Bölüm 707: Çöken İnanç
"Madem ölmeyi bu kadar istiyorsun, bu arzunu gerçekleştireceğim." Yun Che abartılı kızgınlık nedeniyle neredeyse kahkaha atacaktı. Eğer Anka Mühürleyen Hapis Formasyonunu daha önceden bilmeseydi kaza eseri formasyon içine girmesi mümkündü. Ancak Feng Xiliin'in sözleri karşısında zekasının yarısına sahip olsa bile anında şüphelenip hemen yaklaşmazdı... Tabii ki eğer beyni bir eşek tarafından tekmelenmediği sürece bu böyle olurdu.
Şimdi ise, bu performansın seviyesine girebilmek için zekasını açıkça dibe kadar indirmesi gerekliydi.
Yun Che'nin bedeni sarsıldı ve çoktan Fen Xilin'in olduğu yere doğru harekete geçti. Her ne kadar hala Feng Ximin'i tutsa da hızı aşırı hızlıydı. Silüeti gölgeye benzeyen kayan bir yıldız gibi şehrin içinde ilerledi.
"Dokuzuncu Prensi koruyun!"
Tüm Anka Büyükleri harekete geçerek Yun Che'yi engellemeyi denedi... Tabii ki de bu sadece bir gösteriydi. Feng Xilin'in niyetini anladıktan sonra Yun Che'nin hemen harekete geçmesini bekleyemiyorlardı. Yun Che'nin tuzaklarına düştüğünü gördüklerinde hepsi sevinçli hale gelmiş ve hızları da doğal olarak yarıya inmişti.
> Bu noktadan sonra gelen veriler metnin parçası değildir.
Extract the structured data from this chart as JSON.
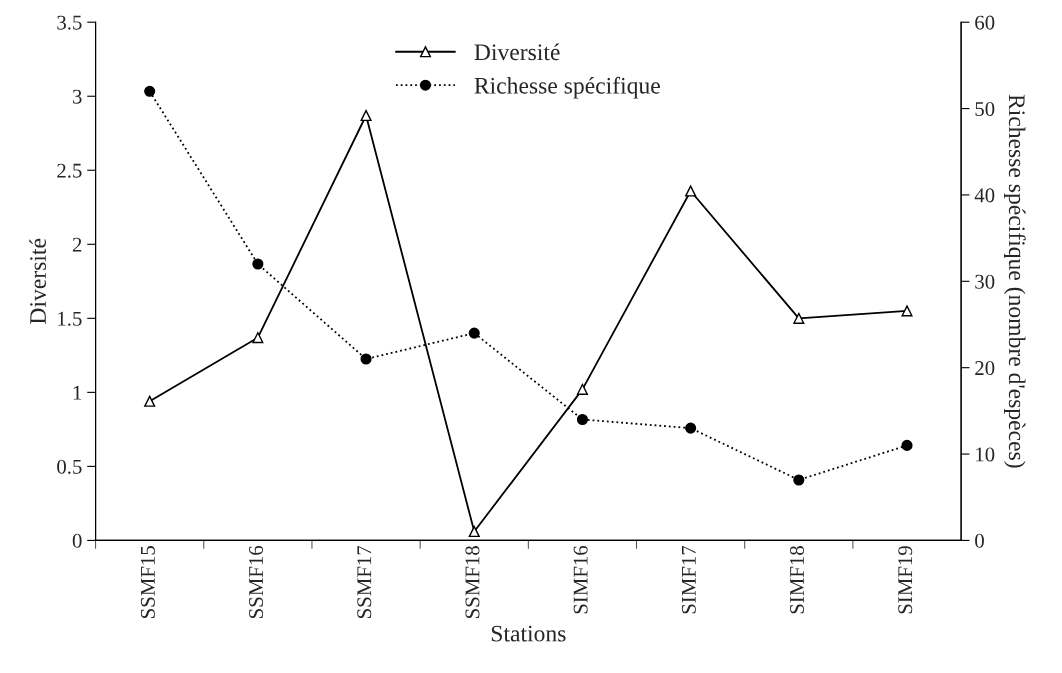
{
  "chart_data": {
    "type": "line",
    "xlabel": "Stations",
    "ylabel": "Diversité",
    "y2label": "Richesse spécifique (nombre d'espèces)",
    "categories": [
      "SSMF15",
      "SSMF16",
      "SSMF17",
      "SSMF18",
      "SIMF16",
      "SIMF17",
      "SIMF18",
      "SIMF19"
    ],
    "series": [
      {
        "name": "Diversité",
        "color": "#000000",
        "marker": "triangle",
        "line_style": "solid",
        "values": [
          0.94,
          1.37,
          2.87,
          0.06,
          1.02,
          2.36,
          1.5,
          1.55
        ]
      },
      {
        "name": "Richesse spécifique",
        "color": "#000000",
        "marker": "circle",
        "line_style": "dotted",
        "axis": "y2",
        "values": [
          52,
          32,
          21,
          24,
          14,
          13,
          7,
          11
        ]
      }
    ],
    "ylim": [
      0,
      3.5
    ],
    "yticks": [
      0,
      0.5,
      1,
      1.5,
      2,
      2.5,
      3,
      3.5
    ],
    "y2lim": [
      0,
      60
    ],
    "y2ticks": [
      0,
      10,
      20,
      30,
      40,
      50,
      60
    ],
    "grid": false,
    "legend": "top"
  }
}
Yun Che zaten aşırı hızlıydı ve hızı yine de artıyordu. Yıldırım gibi insan kalabalığını geçerek onu takip eden tüm büyükleri arkasında bıraktı...
Sssss!
Yun Che'nin aşırı hızlı giderken aniden durması havada çok keskin bir yırtılma sesinin oluşmasına neden olmuştu. Feng Xilin hızlıca geri çekilirken bedeni defalarca ürperdi... Elindeki bir kişi ile birlikte Yun Che biraz önce metrelerce uzaktaydı, ama göz açıp kapayıncaya kadar on adım yakınına kadar gelmişti. Bu tür bir hız Feng Xilin'in rüyalarında bile göremediği bir şeydi.
Kalbindeki şok ve korku ile sanki güpegündüz bir hayalet görmüş gibiydi.
Ama bu korkunun içinde sonsuz neşe de bulunuyordu, çünkü gizledikleri formasyon tam altındaydı. Buna ek olarak Yun Che'nin durduğu yer formasyonun tam merkeziydi.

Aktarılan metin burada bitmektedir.